Master's thesis defense project.
The classic method of processing and extracting text from an image (OCR) in cooperation with the Entity Recognition (NER) technology in a trained algorithm based on a set of business cards.
PL: Klasyczna metoda przetwarzania oraz wyodrębniania tekstu z obrazu (OCR) we współpracy z technologią rozpoznawania jednostek (NER) w przeszkolonym algorytmie na podstawie zbioru wizytówek.
Python
Jupyter Notebook
OCR
OpenCV
Tesseract OCR
NER
Pandas
SpaCy
RegEx
Computer vision scans the document, identifies the position of the text and eventually extracts the text from the image. Natural language processing extracts units from text. The document in image form is read using OCR technology to extract text in editable form. The extracted text is cleaned and passed to a learning model that is trained to recognize names. Finally, the named units from this model will be generated.
The scheme of the process and the operation of the application can be described in ten steps:
- The process of sending documents via desktop or mobile devices.
- Paper documents, submissions and emails containing scans or photos documents.
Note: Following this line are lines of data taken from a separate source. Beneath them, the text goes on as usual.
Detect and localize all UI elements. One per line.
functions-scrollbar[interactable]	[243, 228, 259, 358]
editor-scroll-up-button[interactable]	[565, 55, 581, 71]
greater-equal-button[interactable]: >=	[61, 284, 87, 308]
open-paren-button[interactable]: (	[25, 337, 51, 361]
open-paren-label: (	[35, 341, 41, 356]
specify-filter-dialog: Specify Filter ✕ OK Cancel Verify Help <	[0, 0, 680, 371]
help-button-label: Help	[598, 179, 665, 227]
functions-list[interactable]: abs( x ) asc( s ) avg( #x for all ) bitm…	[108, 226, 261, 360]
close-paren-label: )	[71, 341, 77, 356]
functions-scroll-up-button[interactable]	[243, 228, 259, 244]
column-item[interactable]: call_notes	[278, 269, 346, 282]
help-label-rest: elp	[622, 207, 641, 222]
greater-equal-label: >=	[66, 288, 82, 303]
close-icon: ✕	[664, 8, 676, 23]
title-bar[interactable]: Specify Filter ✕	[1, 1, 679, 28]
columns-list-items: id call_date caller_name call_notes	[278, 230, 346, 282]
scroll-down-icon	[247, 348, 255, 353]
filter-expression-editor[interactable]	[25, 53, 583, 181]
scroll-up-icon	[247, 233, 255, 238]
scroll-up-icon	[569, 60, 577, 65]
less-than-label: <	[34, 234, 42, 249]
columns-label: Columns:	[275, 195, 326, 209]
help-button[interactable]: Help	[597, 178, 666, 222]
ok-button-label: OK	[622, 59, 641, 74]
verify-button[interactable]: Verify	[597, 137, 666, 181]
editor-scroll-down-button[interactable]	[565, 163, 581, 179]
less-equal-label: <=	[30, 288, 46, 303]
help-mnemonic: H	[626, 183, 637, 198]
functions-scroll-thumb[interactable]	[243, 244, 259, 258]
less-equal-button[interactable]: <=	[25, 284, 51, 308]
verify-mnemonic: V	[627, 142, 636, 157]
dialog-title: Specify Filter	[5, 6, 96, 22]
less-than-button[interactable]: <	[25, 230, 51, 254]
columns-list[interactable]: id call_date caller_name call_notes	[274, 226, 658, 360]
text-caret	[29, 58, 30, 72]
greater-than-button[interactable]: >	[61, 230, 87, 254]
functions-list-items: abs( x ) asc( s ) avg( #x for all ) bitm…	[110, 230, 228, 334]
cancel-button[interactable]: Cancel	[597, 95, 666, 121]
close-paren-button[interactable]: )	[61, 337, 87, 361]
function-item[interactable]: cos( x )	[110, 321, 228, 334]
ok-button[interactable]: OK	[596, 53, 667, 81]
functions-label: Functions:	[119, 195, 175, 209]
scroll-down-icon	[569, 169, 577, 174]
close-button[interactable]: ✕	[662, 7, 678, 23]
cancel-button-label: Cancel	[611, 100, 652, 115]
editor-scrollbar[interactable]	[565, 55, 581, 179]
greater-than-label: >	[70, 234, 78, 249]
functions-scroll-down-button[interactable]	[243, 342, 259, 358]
- A collection of a certain number of files containing documents as a base.
- The process of analyzing photos and scans of documents by OCR technology.
- Extraction of text from the document base.
- Generation of text data and preprocessing and data cleaning.
- Labeling test data with the BIO system for training the NER model.
- NER model training process.
- Extracting text data with named units from documents.
Use a single pipeline code file named predictions.py, with all the necessary functions. Comments are included in the code.